Because Necro is NOT AT ALL clingy? He waited a WHOLE 45 MINUTES before calling Kat again. Sadly, she was at work.



To alleviate his loneliness, Necro succumbed to his desire for ~music~.



Necro: America~! AMERICA! America America America Americaaaaa!



After expressing all that messy emotion, Necro found himself in need of a nice, hot shower.



This had the added effect that when Kat arrived, Necro smelled just enough like that Axe body spray stuff that she was immediately compelled to snog him senseless.



After dropping off some flowers (which I totally missed, btw), Kat moves in with a rather sad dowry, effectively throwing a drop of water into the overflowing bucket that is the Dork estate.

Then, it was time for my favourite thing of all: MAKEOVER.

Katu (11:29:08 PM): NOW THAT YOU ARE MINE I RESERVE THE RIGHT TO MAKE YOU OVER HOW I PLEASE

Nett (11:29:12 PM): *dies*

Kat (11:29:15 PM): ROFL

Kat (11:29:18 PM): MAKE ME GOTH

Kat (11:29:20 PM): OR FLASHY

Kat (11:29:22 PM): OR SOMETHING



After a minute or two of laughing hysterically trying to decide...I voted no to the vampire fangs.



And voted YES to scene makeover with BEAR SLIPPIES.



Naturally I was commissioned for many pictures, to which I happily obliged.





I love poseboxes.

Sadly, that is the extent of my pictues. Moments later, Kat shook her head, wondered why on earth she was in the garden beneath the hose, posing like a Japanese schoolgirl, and went on to be proposed to and conceive her first child.

If any of my words are missing letters, you may attribute that to my keyboard's batteries slowly dying, and me being too lazy to replace them while they've still got a little juice in them.

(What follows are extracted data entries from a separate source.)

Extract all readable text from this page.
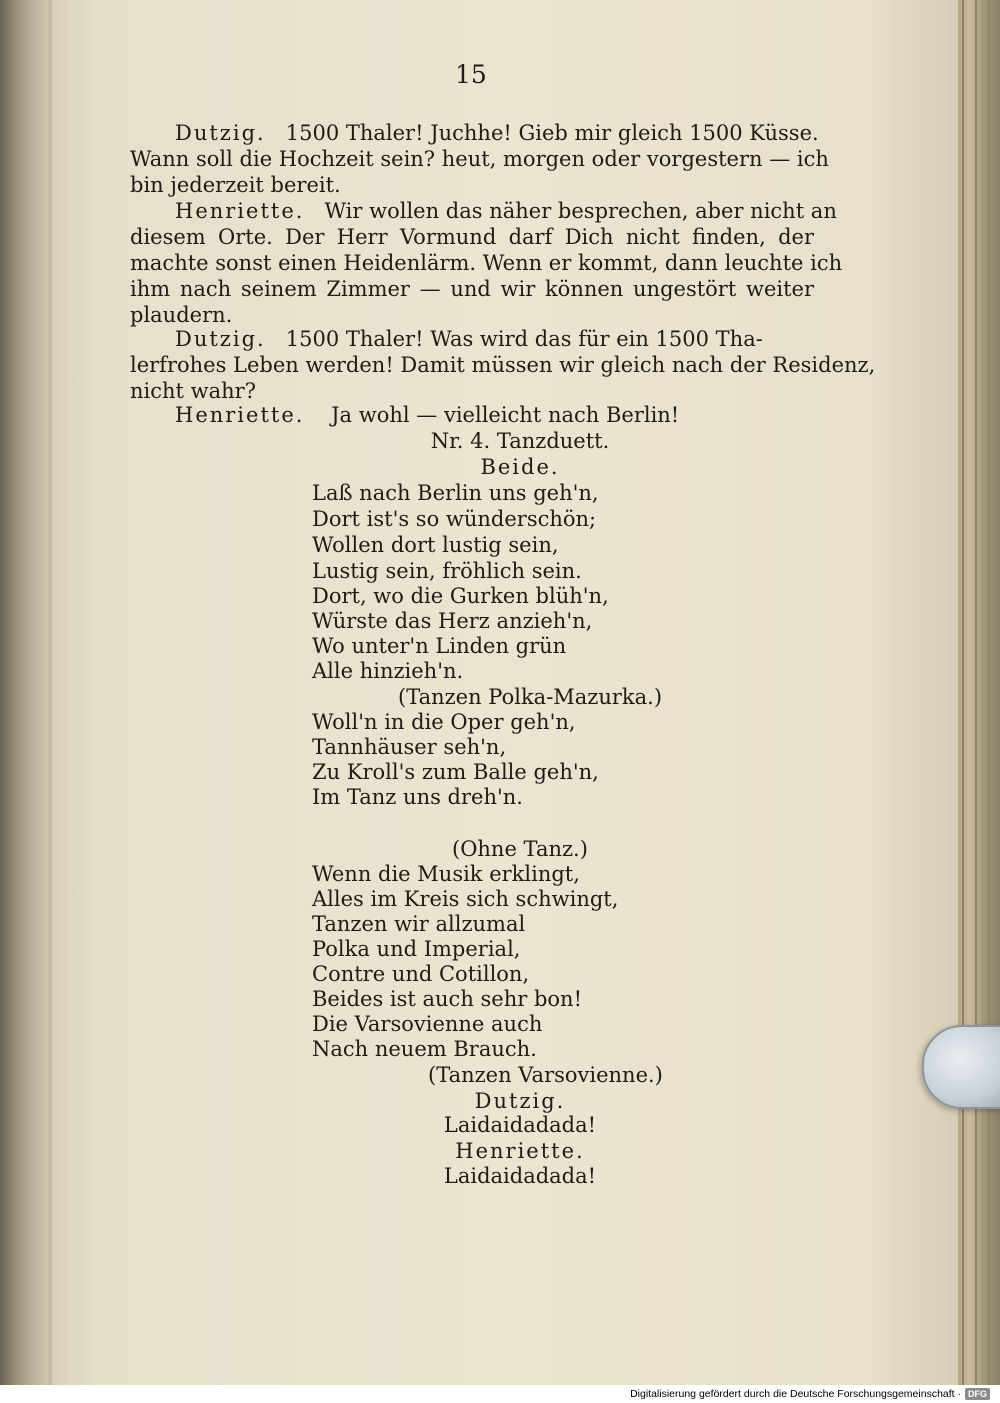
15
Dutzig. 1500 Thaler! Juchhe! Gieb mir gleich 1500 Küsse.
Wann soll die Hochzeit sein? heut, morgen oder vorgestern — ich
bin jederzeit bereit.
Henriette. Wir wollen das näher besprechen, aber nicht an
diesem Orte. Der Herr Vormund darf Dich nicht finden, der
machte sonst einen Heidenlärm. Wenn er kommt, dann leuchte ich
ihm nach seinem Zimmer — und wir können ungestört weiter
plaudern.
Dutzig. 1500 Thaler! Was wird das für ein 1500 Tha-
lerfrohes Leben werden! Damit müssen wir gleich nach der Residenz,
nicht wahr?
Henriette. Ja wohl — vielleicht nach Berlin!
Nr. 4. Tanzduett.
Beide.
Laß nach Berlin uns geh'n,
Dort ist's so wünderschön;
Wollen dort lustig sein,
Lustig sein, fröhlich sein.
Dort, wo die Gurken blüh'n,
Würste das Herz anzieh'n,
Wo unter'n Linden grün
Alle hinzieh'n.
(Tanzen Polka-Mazurka.)
Woll'n in die Oper geh'n,
Tannhäuser seh'n,
Zu Kroll's zum Balle geh'n,
Im Tanz uns dreh'n.
(Ohne Tanz.)
Wenn die Musik erklingt,
Alles im Kreis sich schwingt,
Tanzen wir allzumal
Polka und Imperial,
Contre und Cotillon,
Beides ist auch sehr bon!
Die Varsovienne auch
Nach neuem Brauch.
(Tanzen Varsovienne.)
Dutzig.
Laidaidadada!
Henriette.
Laidaidadada!
Digitalisierung gefördert durch die Deutsche Forschungsgemeinschaft · DFG
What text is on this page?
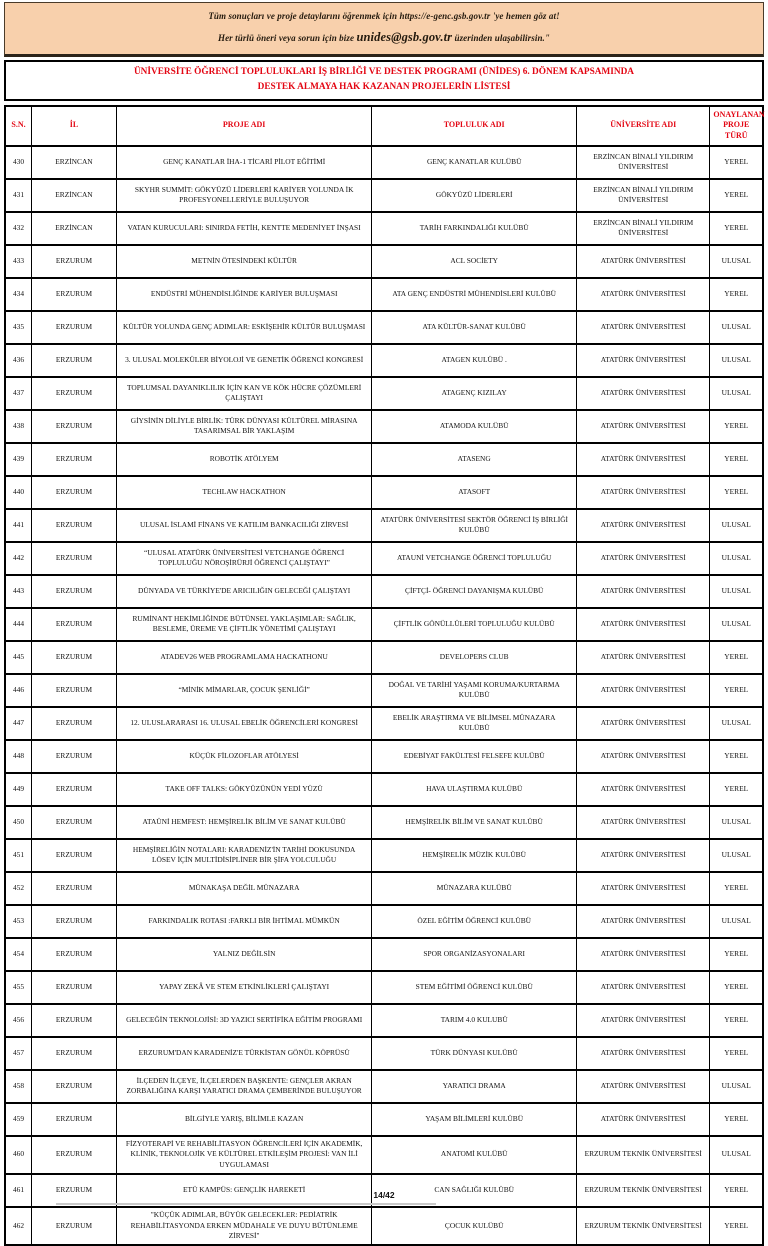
Tüm sonuçları ve proje detaylarını öğrenmek için https://e-genc.gsb.gov.tr 'ye hemen göz at!
Her türlü öneri veya sorun için bize unides@gsb.gov.tr üzerinden ulaşabilirsin."
ÜNİVERSİTE ÖĞRENCİ TOPLULUKLARI İŞ BİRLİĞİ VE DESTEK PROGRAMI (ÜNİDES) 6. DÖNEM KAPSAMINDA
DESTEK ALMAYA HAK KAZANAN PROJELERİN LİSTESİ
S.N.	İL	PROJE ADI	TOPLULUK ADI	ÜNİVERSİTE ADI	ONAYLANAN PROJE TÜRÜ
430	ERZİNCAN	GENÇ KANATLAR İHA-1 TİCARİ PİLOT EĞİTİMİ	GENÇ KANATLAR KULÜBÜ	ERZİNCAN BİNALİ YILDIRIM ÜNİVERSİTESİ	YEREL
431	ERZİNCAN	SKYHR SUMMİT: GÖKYÜZÜ LİDERLERİ KARİYER YOLUNDA İK PROFESYONELLERİYLE BULUŞUYOR	GÖKYÜZÜ LİDERLERİ	ERZİNCAN BİNALİ YILDIRIM ÜNİVERSİTESİ	YEREL
432	ERZİNCAN	VATAN KURUCULARI: SINIRDA FETİH, KENTTE MEDENİYET İNŞASI	TARİH FARKINDALIĞI KULÜBÜ	ERZİNCAN BİNALİ YILDIRIM ÜNİVERSİTESİ	YEREL
433	ERZURUM	METNİN ÖTESİNDEKİ KÜLTÜR	ACL SOCİETY	ATATÜRK ÜNİVERSİTESİ	ULUSAL
434	ERZURUM	ENDÜSTRİ MÜHENDİSLİĞİNDE KARİYER BULUŞMASI	ATA GENÇ ENDÜSTRİ MÜHENDİSLERİ KULÜBÜ	ATATÜRK ÜNİVERSİTESİ	YEREL
435	ERZURUM	KÜLTÜR YOLUNDA GENÇ ADIMLAR: ESKİŞEHİR KÜLTÜR BULUŞMASI	ATA KÜLTÜR-SANAT KULÜBÜ	ATATÜRK ÜNİVERSİTESİ	ULUSAL
436	ERZURUM	3. ULUSAL MOLEKÜLER BİYOLOJİ VE GENETİK ÖĞRENCİ KONGRESİ	ATAGEN KULÜBÜ .	ATATÜRK ÜNİVERSİTESİ	ULUSAL
437	ERZURUM	TOPLUMSAL DAYANIKLILIK İÇİN KAN VE KÖK HÜCRE ÇÖZÜMLERİ ÇALIŞTAYI	ATAGENÇ KIZILAY	ATATÜRK ÜNİVERSİTESİ	ULUSAL
438	ERZURUM	GİYSİNİN DİLİYLE BİRLİK: TÜRK DÜNYASI KÜLTÜREL MİRASINA TASARIMSAL BİR YAKLAŞIM	ATAMODA KULÜBÜ	ATATÜRK ÜNİVERSİTESİ	YEREL
439	ERZURUM	ROBOTİK ATÖLYEM	ATASENG	ATATÜRK ÜNİVERSİTESİ	YEREL
440	ERZURUM	TECHLAW HACKATHON	ATASOFT	ATATÜRK ÜNİVERSİTESİ	YEREL
441	ERZURUM	ULUSAL İSLAMİ FİNANS VE KATILIM BANKACILIĞI ZİRVESİ	ATATÜRK ÜNİVERSİTESİ SEKTÖR ÖĞRENCİ İŞ BİRLİĞİ KULÜBÜ	ATATÜRK ÜNİVERSİTESİ	ULUSAL
442	ERZURUM	“ULUSAL ATATÜRK ÜNİVERSİTESİ VETCHANGE ÖĞRENCİ TOPLULUĞU NÖROŞİRÜRJİ ÖĞRENCİ ÇALIŞTAYI”	ATAUNİ VETCHANGE ÖĞRENCİ TOPLULUĞU	ATATÜRK ÜNİVERSİTESİ	ULUSAL
443	ERZURUM	DÜNYADA VE TÜRKİYE'DE ARICILIĞIN GELECEĞİ ÇALIŞTAYI	ÇİFTÇİ- ÖĞRENCİ DAYANIŞMA KULÜBÜ	ATATÜRK ÜNİVERSİTESİ	ULUSAL
444	ERZURUM	RUMİNANT HEKİMLİĞİNDE BÜTÜNSEL YAKLAŞIMLAR: SAĞLIK, BESLEME, ÜREME VE ÇİFTLİK YÖNETİMİ ÇALIŞTAYI	ÇİFTLİK GÖNÜLLÜLERİ TOPLULUĞU KULÜBÜ	ATATÜRK ÜNİVERSİTESİ	ULUSAL
445	ERZURUM	ATADEV26 WEB PROGRAMLAMA HACKATHONU	DEVELOPERS CLUB	ATATÜRK ÜNİVERSİTESİ	YEREL
446	ERZURUM	“MİNİK MİMARLAR, ÇOCUK ŞENLİĞİ”	DOĞAL VE TARİHİ YAŞAMI KORUMA/KURTARMA KULÜBÜ	ATATÜRK ÜNİVERSİTESİ	YEREL
447	ERZURUM	12. ULUSLARARASI 16. ULUSAL EBELİK ÖĞRENCİLERİ KONGRESİ	EBELİK ARAŞTIRMA VE BİLİMSEL MÜNAZARA KULÜBÜ	ATATÜRK ÜNİVERSİTESİ	ULUSAL
448	ERZURUM	KÜÇÜK FİLOZOFLAR ATÖLYESİ	EDEBİYAT FAKÜLTESİ FELSEFE KULÜBÜ	ATATÜRK ÜNİVERSİTESİ	YEREL
449	ERZURUM	TAKE OFF TALKS: GÖKYÜZÜNÜN YEDİ YÜZÜ	HAVA ULAŞTIRMA KULÜBÜ	ATATÜRK ÜNİVERSİTESİ	YEREL
450	ERZURUM	ATAÜNİ HEMFEST: HEMŞİRELİK BİLİM VE SANAT KULÜBÜ	HEMŞİRELİK BİLİM VE SANAT KULÜBÜ	ATATÜRK ÜNİVERSİTESİ	ULUSAL
451	ERZURUM	HEMŞİRELİĞİN NOTALARI: KARADENİZ'İN TARİHİ DOKUSUNDA LÖSEV İÇİN MULTİDİSİPLİNER BİR ŞİFA YOLCULUĞU	HEMŞİRELİK MÜZİK KULÜBÜ	ATATÜRK ÜNİVERSİTESİ	ULUSAL
452	ERZURUM	MÜNAKAŞA DEĞİL MÜNAZARA	MÜNAZARA KULÜBÜ	ATATÜRK ÜNİVERSİTESİ	YEREL
453	ERZURUM	FARKINDALIK ROTASI :FARKLI BİR İHTİMAL MÜMKÜN	ÖZEL EĞİTİM ÖĞRENCİ KULÜBÜ	ATATÜRK ÜNİVERSİTESİ	ULUSAL
454	ERZURUM	YALNIZ DEĞİLSİN	SPOR ORGANİZASYONALARI	ATATÜRK ÜNİVERSİTESİ	YEREL
455	ERZURUM	YAPAY ZEKÂ VE STEM ETKİNLİKLERİ ÇALIŞTAYI	STEM EĞİTİMİ ÖĞRENCİ KULÜBÜ	ATATÜRK ÜNİVERSİTESİ	YEREL
456	ERZURUM	GELECEĞİN TEKNOLOJİSİ: 3D YAZICI SERTİFİKA EĞİTİM PROGRAMI	TARIM 4.0 KULUBÜ	ATATÜRK ÜNİVERSİTESİ	YEREL
457	ERZURUM	ERZURUM'DAN KARADENİZ'E TÜRKİSTAN GÖNÜL KÖPRÜSÜ	TÜRK DÜNYASI KULÜBÜ	ATATÜRK ÜNİVERSİTESİ	YEREL
458	ERZURUM	İLÇEDEN İLÇEYE, İLÇELERDEN BAŞKENTE: GENÇLER AKRAN ZORBALIĞINA KARŞI YARATICI DRAMA ÇEMBERİNDE BULUŞUYOR	YARATICI DRAMA	ATATÜRK ÜNİVERSİTESİ	ULUSAL
459	ERZURUM	BİLGİYLE YARIŞ, BİLİMLE KAZAN	YAŞAM BİLİMLERİ KULÜBÜ	ATATÜRK ÜNİVERSİTESİ	YEREL
460	ERZURUM	FİZYOTERAPİ VE REHABİLİTASYON ÖĞRENCİLERİ İÇİN AKADEMİK, KLİNİK, TEKNOLOJİK VE KÜLTÜREL ETKİLEŞİM PROJESİ: VAN İLİ UYGULAMASI	ANATOMİ KULÜBÜ	ERZURUM TEKNİK ÜNİVERSİTESİ	ULUSAL
461	ERZURUM	ETÜ KAMPÜS: GENÇLİK HAREKETİ	CAN SAĞLIĞI KULÜBÜ	ERZURUM TEKNİK ÜNİVERSİTESİ	YEREL
462	ERZURUM	"KÜÇÜK ADIMLAR, BÜYÜK GELECEKLER: PEDİATRİK REHABİLİTASYONDA ERKEN MÜDAHALE VE DUYU BÜTÜNLEME ZİRVESİ"	ÇOCUK KULÜBÜ	ERZURUM TEKNİK ÜNİVERSİTESİ	YEREL
14/42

WASTE NOT, WANT NOT, OKAY?!

And, finally, Kat is the self-sim of simkittensims, who you may recognize as being SO NERDY that she READS HER BIOLOGY BOOK FOR FUN. YES, we are friends, and I quite expect a few hate secrets regarding circle jerks and all that fun nonsense come Friday (though I do rather hope to avoid it).

Thanks for your patience at my lateness, and thanks even more for reading!